I looked up to see Glenn Kraft floating in on a cloud to the accompaniment of a heavenly choir. I must have had stars in my eyes because Glenn turned back toward the door he’d just came through, probably expecting to see Lady Godiva.

“That bulge in your pants for me?”

“That’s my natural state when there’s a dead body in the next room and Rickman isn’t the one asking me to explain how it got there.”

“You got lucky I was in the area when the call came in. There’s a blonde who works at the Waffle House a few blocks down who takes the police discount more seriously than most. You would not believe the things you can accomplish in a half-hour lunch break.”

“I did mention there was a body in the next room, right?”

Glenn followed my gaze to the bedroom door and then stomped off to spend about ten minutes with the late doctor while I checked out the décor in the kitchen. There wasn’t much to see, but I noted two jars of instant coffee on top of the microwave. It might not have meant anything, but the presence of breakfast blend next to decaf made me wonder if breakfast for two had been a regular occurrence. I checked the sink and dishwasher, expecting a surplus of cups and plates to back up my hunch, but Mannering had been good about doing the chores.

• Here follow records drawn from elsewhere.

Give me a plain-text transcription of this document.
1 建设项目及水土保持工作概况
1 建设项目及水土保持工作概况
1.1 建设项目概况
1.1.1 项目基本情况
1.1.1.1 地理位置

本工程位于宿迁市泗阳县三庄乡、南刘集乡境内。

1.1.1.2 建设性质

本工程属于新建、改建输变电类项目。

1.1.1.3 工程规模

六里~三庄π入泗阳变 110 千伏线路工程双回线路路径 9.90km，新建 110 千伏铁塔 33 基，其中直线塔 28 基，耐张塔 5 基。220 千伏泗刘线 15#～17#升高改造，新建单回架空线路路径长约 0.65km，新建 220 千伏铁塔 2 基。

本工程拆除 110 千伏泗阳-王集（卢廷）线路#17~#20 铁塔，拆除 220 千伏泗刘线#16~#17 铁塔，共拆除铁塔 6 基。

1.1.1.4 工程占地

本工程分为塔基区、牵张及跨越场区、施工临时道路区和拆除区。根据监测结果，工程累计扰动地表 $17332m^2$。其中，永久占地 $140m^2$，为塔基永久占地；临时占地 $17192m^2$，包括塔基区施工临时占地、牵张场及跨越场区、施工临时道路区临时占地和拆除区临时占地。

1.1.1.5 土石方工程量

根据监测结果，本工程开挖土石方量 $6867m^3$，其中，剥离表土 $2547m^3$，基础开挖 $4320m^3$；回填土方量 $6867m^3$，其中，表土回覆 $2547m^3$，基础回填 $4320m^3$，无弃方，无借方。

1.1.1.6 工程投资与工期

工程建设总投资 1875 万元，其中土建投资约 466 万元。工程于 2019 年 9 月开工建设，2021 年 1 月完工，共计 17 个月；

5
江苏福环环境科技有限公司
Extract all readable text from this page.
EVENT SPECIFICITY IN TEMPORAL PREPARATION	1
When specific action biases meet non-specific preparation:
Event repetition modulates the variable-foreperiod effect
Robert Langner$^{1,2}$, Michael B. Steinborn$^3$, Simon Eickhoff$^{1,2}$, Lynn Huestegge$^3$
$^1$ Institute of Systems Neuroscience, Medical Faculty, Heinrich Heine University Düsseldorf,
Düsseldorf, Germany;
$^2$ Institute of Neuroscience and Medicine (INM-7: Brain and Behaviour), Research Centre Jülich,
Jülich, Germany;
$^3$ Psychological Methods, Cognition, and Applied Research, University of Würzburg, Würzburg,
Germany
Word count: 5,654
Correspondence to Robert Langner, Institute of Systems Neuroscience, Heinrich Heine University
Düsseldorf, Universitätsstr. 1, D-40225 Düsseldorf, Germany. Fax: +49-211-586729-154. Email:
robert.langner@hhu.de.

Back in the living room, Glenn was telling the plain clothes boy who’d showed up to call for the coroner on his way to guard the front door.

“What’s your connection,” Glenn said as I walked up on him.

“The guy worked for my client. I wanted to talk to him about some missing property.”

“You suspected him of taking it?”

“I hadn’t gotten that far into it.”

“What kind of property we talking about?”

I handed him the book and pointed at the picture of the ugly dog.

“The dead man was a wizard tasked with bringing back the dead. Supposedly whatever magic he used worked, but Lazarus didn’t stick around. Somebody pinched the pooch.”

“That guy was no wizard,” Glenn said, handing me the book. “He was a small time con with a big imagination. We’ve hauled him in countless times for bilking people with more money than sense.”

“So he wasn’t a geneticist?”

“Not even close.”

“That clears up a lot,” I said, feeling like a sap for buying into Fierro’s story. I told him about the possible mob connection and about the hot blonde with the long legs who probably smoked Virginia Slims and had an aversion to caffeine, assuming the breakfast blend was for Mannering. Glenn seemed to favor the version of the story where gangsters discover a well-known scam artist had been the recipient of their money and came to collect, but I could tell he would have rather it had been the blonde. I told him I’d let him know what Marcy came up with, and headed out before the rest of the circus showed up.

The revelation Mannering was a con man should have been the end point. No scientist meant no thylacine. It hadn’t been stolen because it had never existed in the first place. The case was solved except for one detail I felt obliged by the ridiculous fee I was charging Fierro to look into. How did Dr. Helen Wardlow, the very trustworthy fiancée, fit into it?